In the ivory tower of algorithm analysis, the order of operations often doesn't matter. But in the trenches of C++ systems programming, where cache lines and allocator overhead dictate reality, the order is everything.
Here is a common scenario: you are managing a std::set (typically implemented as a Red-Black Tree). You have a node A that has been processed and you need to replace it with N new nodes.
You have two choices:
- insert first: insert the
Nnew nodes, then deleteA; - delete first: delete
A, then insert theNnew nodes.
If you look at the Big-O complexity, both approaches are \(O(N \log M)\) (\(M\) is the total number of nodes in the std::set). Academically, they are identical. Practically, "delete first" is almost always the superior strategy.
Here is why.
The geometry of the tree
A Red-Black Tree's performance is tied to its height. Every operation requires a traversal from the root (or a nearby rebalance point), costing roughly \(2 \log_2 (M+1)\).
If you insert first, you are inflating the tree. If N is large, you might increase the tree's height before you ever get around to removing A. When you finally delete A, you are forcing the CPU to perform the most expensive tree operation (deletion and rebalancing) on the largest, deepest version of that structure.

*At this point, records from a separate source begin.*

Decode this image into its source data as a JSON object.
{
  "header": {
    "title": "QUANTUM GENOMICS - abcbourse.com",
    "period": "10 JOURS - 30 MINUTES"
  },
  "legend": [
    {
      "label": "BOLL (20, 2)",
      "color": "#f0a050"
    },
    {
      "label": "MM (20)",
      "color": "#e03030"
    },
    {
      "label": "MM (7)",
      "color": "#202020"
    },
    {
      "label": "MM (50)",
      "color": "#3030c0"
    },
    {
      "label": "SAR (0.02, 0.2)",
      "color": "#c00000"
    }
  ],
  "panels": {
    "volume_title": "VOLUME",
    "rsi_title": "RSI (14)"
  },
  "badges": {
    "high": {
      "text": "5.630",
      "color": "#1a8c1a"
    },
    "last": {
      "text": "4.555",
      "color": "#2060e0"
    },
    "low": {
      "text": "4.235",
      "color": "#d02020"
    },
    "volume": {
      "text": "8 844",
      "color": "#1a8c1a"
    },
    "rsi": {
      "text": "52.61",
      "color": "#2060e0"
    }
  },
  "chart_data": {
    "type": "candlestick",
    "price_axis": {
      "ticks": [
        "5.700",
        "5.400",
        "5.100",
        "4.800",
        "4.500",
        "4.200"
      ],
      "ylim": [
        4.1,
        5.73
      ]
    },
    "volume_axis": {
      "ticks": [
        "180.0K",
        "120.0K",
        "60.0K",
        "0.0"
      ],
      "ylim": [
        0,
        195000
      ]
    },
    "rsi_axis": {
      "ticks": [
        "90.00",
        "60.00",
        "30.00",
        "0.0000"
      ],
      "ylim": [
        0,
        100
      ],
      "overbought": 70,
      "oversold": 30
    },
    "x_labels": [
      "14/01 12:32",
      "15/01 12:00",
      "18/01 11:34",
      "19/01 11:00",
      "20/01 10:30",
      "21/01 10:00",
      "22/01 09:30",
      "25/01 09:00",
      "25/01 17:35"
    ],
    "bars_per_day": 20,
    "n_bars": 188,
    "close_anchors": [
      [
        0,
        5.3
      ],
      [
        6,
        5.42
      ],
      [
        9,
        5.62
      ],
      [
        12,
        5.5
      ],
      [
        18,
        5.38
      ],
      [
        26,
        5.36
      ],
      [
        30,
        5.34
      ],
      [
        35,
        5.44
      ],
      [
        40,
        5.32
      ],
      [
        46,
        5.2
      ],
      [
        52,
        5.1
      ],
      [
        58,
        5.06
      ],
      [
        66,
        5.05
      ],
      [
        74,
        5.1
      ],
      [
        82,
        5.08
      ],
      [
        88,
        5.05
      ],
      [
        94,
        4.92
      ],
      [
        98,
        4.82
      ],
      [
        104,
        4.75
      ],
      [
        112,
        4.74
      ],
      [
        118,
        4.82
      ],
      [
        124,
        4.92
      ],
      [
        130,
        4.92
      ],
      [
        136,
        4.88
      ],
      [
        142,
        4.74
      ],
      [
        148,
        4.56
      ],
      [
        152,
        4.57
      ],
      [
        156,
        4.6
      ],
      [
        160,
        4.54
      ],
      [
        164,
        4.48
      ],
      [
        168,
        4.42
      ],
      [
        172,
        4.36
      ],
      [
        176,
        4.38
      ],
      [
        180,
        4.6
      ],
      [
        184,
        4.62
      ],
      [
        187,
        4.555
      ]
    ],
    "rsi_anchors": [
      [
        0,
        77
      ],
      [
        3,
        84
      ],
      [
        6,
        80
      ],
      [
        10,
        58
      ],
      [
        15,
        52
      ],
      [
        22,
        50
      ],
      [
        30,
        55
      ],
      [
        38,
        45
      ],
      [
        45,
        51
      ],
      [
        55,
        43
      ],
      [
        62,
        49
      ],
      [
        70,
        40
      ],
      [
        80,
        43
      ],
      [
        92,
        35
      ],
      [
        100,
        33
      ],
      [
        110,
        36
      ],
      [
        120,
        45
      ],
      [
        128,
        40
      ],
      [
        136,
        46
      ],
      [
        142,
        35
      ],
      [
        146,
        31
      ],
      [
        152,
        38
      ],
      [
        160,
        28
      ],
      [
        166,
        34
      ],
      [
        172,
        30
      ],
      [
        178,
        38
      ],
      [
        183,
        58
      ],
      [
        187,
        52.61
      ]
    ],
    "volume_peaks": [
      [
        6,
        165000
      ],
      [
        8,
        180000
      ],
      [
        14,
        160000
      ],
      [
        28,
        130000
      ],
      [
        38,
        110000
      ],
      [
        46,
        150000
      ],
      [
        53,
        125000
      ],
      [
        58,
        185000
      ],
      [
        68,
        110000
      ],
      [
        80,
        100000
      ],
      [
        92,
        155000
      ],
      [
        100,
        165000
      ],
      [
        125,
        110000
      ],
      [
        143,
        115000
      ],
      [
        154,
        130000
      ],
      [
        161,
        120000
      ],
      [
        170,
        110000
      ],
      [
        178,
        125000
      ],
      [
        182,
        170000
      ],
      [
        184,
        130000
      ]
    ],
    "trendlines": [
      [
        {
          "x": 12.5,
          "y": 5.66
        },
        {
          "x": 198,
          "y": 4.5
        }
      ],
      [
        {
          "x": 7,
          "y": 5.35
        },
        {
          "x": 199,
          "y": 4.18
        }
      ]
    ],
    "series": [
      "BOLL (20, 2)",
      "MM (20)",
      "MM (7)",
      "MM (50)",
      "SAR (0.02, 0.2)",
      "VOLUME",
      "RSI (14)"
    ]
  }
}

If you delete first, you prune the tree immediately. You perform the complex rebalancing logic on the smallest possible version of the dataset. The subsequent insertions then occur on a "lighter" tree.
The "hot cache" optimization
This is where the hardware comes into play. Memory allocators and CPU caches are not abstract concepts, they are physical bottlenecks.
When you call set.erase(iterator), the node containing A is deallocated. Modern memory allocators (like glibc's malloc or jemalloc) often place recently freed blocks into a "free list" for immediate reuse.
If you immediately follow this with a set.insert(...):
- the allocator is very likely to hand you back the same (or nearby) memory address you just freed;
- that memory block is likely still resident in the L1 or L2 cache of your CPU.
By deleting first, you create a "recycle bin" effect that saves allocator search time and reduces cache misses.
The C++ secret weapon: insertion hints
Another argument for delete first isn't about the hardware, it's about the STL API itself.
In C++, std::set::erase returns an iterator to the element following the erased one (or end()). This is a gift. If your new data is topologically close to the old data (which is very common in update logic), you can use this iterator as a hint.
In the insert first way the tree is traversed from the root for every insertion. The final cost is \(N × O(\log M)\).
With the delete first way, we use the iterator returned by erase to tell the tree where to start looking.
// Find the old node.
auto it = my_set.find(old_value);
// Delete it and capture the 'hint'.
// 'hint' now points to the successor of `old_value`.
auto hint = my_set.erase(it);
// Insert new values using the hint.
for (const auto &new_val : new_values)
{
// If new_val belongs right before `hint`, this becomes O(1).
hint = my_set.insert(hint, new_val);
}
If the hint is correct, the insertion complexity drops from logarithmic to amortized constant time (\(O(1)\)). By deleting first, you gain a navigational anchor that speeds up everything that follows.
While asymptotic analysis says "it doesn't matter," system architecture begs to differ. Remember, out with the old, then in with the new.